Ivre de femmes et de peinture (취화선) 2002


Fleurs et oiseaux…
5-00
S’il n’y avait que les extérieurs de nature… sublimes et omnipotents, la musique… discrète et divine, les femmes… hypnotiques, les peintures… toutes plus belles les unes que les autres, il s’agirait déjà d’une grande oeuvre esthétique… Bien plus encore, la pureté transperce Ivre de femmes et de peinture de part et d’autre pour ne rien laisser d’ostentatoire et de superficiel.

Le moindre plan y est transcendé en oeuvre toute puissante et le contexte historique semble se dérouler à des années-lumières du monde dans lequel vit ce peintre par excellence. Étant (petit) peintre à mes heures, je ne peux nier que ce film m’a transpercé le coeur tant la justesse du propos, la simplicité et la véracité de chaque parole touche à l’étincelle de vie.

Le vide mélancolique et insaisissable contraste avec extase le nombre incroyable de plans, comme si Im Kwon Taek peignait à son tour la vie au gré de son héros ténébreux tiraillé entre la reconnaissance et la richesse (généralement vite engloutie dans l’alcool) que lui valent son talent et son interminable quête de l’émotion jetée sur le papier.

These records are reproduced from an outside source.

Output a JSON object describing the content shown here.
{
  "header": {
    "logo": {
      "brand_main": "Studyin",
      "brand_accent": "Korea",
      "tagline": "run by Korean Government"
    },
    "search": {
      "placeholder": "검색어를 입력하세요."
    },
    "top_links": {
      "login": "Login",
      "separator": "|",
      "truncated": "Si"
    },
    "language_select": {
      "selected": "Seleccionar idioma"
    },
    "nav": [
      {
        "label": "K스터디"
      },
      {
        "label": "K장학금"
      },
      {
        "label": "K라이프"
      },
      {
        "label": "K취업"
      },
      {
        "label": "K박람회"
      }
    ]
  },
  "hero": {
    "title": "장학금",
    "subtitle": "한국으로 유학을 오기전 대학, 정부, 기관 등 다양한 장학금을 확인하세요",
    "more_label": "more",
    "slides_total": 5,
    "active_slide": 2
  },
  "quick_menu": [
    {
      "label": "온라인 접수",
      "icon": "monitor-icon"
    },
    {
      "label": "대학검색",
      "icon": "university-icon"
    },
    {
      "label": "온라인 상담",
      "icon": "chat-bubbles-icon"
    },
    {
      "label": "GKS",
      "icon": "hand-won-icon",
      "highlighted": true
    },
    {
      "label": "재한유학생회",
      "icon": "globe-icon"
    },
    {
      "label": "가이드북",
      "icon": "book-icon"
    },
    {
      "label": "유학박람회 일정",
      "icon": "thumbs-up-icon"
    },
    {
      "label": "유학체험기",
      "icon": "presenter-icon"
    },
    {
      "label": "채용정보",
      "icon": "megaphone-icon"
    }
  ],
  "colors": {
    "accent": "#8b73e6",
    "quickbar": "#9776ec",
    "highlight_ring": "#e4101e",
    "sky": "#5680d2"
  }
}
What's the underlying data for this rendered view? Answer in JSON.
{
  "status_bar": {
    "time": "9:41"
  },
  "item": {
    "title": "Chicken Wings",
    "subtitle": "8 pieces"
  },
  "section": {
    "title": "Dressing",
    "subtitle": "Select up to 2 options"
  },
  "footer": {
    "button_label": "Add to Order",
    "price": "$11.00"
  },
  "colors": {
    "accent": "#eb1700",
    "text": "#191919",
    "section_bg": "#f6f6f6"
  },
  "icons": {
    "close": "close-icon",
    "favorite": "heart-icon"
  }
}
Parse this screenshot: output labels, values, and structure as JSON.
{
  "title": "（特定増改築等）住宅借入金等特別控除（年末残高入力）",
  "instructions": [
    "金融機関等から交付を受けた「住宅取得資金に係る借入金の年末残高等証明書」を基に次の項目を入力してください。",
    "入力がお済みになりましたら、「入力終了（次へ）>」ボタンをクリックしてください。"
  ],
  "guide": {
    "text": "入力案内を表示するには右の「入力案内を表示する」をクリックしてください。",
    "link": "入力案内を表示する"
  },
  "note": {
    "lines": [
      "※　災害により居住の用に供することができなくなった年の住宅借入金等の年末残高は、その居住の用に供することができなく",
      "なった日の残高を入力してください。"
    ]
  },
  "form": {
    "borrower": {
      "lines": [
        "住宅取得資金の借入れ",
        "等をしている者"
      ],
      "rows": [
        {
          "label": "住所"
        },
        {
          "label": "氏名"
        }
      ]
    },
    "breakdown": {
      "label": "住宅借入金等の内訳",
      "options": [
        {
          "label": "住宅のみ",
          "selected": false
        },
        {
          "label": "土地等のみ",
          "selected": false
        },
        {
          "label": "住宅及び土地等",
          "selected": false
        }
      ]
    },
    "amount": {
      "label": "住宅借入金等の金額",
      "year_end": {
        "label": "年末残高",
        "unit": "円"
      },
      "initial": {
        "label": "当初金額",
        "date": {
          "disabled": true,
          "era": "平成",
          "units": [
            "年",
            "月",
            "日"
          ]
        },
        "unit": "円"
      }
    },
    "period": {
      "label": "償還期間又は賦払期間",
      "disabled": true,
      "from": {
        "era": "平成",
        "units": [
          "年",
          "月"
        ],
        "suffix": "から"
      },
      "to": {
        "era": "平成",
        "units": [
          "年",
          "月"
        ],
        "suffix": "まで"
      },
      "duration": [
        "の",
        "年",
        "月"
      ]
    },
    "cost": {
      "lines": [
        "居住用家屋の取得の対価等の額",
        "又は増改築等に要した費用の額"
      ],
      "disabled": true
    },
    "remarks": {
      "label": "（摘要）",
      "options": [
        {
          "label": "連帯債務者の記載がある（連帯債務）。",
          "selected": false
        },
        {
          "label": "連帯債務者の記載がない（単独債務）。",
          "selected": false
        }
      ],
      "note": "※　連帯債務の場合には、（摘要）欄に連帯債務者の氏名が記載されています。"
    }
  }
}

Le vide et le plein, l’essence même de la peinture sont ici transmis dans toute leur perfection. L’assemblée qui regarde Choi Min Sik peindre pourra être aussi perplexe que le spectateur à la découverte de ces étranges peintures monochromes. Et pourtant toute la force discrète, presque cachée, de la peinture est là, l’équilibre sensoriel entre le plein et le vide, l’intuition d’une tache noire qui remplit un espace que nul ne décide, si ce n’est l’écoute de l’énergie de l’instant. Quelque chose de très difficile à expliquer qui est ici parfaitement catalysé au travers de la moindre parcelle de pellicule.
La mélancolie, la rage et l’extase de l’hypnose ne font qu’un dans la vie de ce peintre hors du commun. La fougue et la folie destructrice d’un Basquiat côtoient la technique incroyable et le bagage culturel des peintres asiatiques de cette époque. Le tout bouillonne comme jamais malgré le calme apparent.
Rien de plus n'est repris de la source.